R.N. : Parmi les citations de De Gaulle, l’une de mes préférées est celle où il dit que la France n’est vraiment elle-même que lorsqu’elle se trouve engagée dans une grande entreprise. C’est grâce à cela que, pendant la guerre, à Londres, la flamme ne s’est pas éteinte. Et qu’ensuite il a pu, dans un contexte difficile, faire adopter la Constitution de la Ve République. Cela explique également la façon dont la France a su, mieux que toutes les autres anciennes puissances coloniales, préserver son influence en Afrique et ailleurs.
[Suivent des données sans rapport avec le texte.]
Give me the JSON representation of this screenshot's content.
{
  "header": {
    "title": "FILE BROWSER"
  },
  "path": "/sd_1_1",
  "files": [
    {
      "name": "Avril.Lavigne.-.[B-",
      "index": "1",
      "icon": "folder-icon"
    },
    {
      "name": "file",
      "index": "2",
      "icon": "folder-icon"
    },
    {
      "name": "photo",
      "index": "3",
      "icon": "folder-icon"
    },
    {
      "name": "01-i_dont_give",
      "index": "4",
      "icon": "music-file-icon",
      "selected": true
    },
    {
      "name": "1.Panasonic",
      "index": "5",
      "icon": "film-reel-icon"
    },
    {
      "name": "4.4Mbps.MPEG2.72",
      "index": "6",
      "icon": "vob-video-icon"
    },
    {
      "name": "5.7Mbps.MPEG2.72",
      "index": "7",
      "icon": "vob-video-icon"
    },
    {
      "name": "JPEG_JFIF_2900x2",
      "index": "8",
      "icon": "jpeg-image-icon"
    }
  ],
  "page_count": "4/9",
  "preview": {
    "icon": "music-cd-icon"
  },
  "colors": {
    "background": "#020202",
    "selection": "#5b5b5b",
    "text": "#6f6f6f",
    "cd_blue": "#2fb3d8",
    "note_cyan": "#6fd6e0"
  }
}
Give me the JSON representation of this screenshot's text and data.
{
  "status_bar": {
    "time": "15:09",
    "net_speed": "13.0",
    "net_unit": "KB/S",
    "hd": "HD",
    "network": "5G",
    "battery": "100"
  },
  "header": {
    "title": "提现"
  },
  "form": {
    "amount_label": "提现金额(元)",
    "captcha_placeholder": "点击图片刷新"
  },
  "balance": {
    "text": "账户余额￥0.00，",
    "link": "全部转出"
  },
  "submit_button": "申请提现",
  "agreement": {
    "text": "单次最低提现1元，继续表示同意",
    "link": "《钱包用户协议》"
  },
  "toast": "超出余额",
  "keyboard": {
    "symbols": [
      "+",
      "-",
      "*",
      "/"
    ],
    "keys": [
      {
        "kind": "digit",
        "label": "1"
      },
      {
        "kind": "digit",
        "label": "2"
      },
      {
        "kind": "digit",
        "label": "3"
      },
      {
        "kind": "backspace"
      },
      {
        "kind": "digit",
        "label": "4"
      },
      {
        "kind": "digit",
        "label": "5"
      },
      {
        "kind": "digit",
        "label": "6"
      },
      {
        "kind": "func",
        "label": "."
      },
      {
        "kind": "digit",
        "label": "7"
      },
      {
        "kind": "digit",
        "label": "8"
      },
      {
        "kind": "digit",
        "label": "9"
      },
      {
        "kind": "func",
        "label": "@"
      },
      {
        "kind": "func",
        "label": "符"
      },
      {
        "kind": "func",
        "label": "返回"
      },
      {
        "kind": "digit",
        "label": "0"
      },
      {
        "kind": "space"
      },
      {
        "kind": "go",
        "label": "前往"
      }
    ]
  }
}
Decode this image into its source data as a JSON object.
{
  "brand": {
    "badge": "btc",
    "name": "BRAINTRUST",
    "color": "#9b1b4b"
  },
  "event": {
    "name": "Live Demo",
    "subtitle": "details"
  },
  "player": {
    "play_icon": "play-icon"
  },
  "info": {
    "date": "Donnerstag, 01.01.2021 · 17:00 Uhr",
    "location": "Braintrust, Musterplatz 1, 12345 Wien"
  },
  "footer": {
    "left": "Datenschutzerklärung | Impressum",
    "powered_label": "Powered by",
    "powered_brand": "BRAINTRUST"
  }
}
En dépit des jugements négatifs généralement portés sur le colonialisme, il faut reconnaître que de Gaulle a su instaurer d’excellentes relations avec les anciennes colonies françaises d’Afrique. Dans le même ordre d’idée, on peut supposer rétrospectivement que si un soutien aérien avait pu être fourni aux forces françaises à Diên Biên Phu, et que si les Français étaient parvenus à mettre sur pied une confédération avec les Vietnamiens – un Vietnam certes indépendant, mais appartenant toutefois à un commonwealth français – le Vietnam, à mon avis, s’en serait porté beaucoup mieux. En outre, il n’y aurait pas eu d’engagement américain.

J.B. : Ni de boat people…

R.N. : Exactement.

J.B. : Je pense que d’un point de vue moral et politique la France et les États-Unis ont eu raison d’essayer de maintenir la paix au Vietnam. Mais sur le plan de notre engagement physique et militaire, nous avons eu tort.

R.N. : C’est mon avis. Moralement, nous avions raison et nous étions du bon côté. Les Nord-Vietnamiens, quoi qu’ils en disent, se trouvaient du mauvais côté. Les faits nous ont donné raison. L’holocauste cambodgien, les boat people… tout cela montre bien que les Français, puis les Américains, se trouvaient du bon côté. Le malheur a voulu que nous ne sachions pas mener cela à bien. Tout cela appartient à l’Histoire désormais. Néanmoins, je pense que nous aurions pu aboutir à de meilleurs résultats.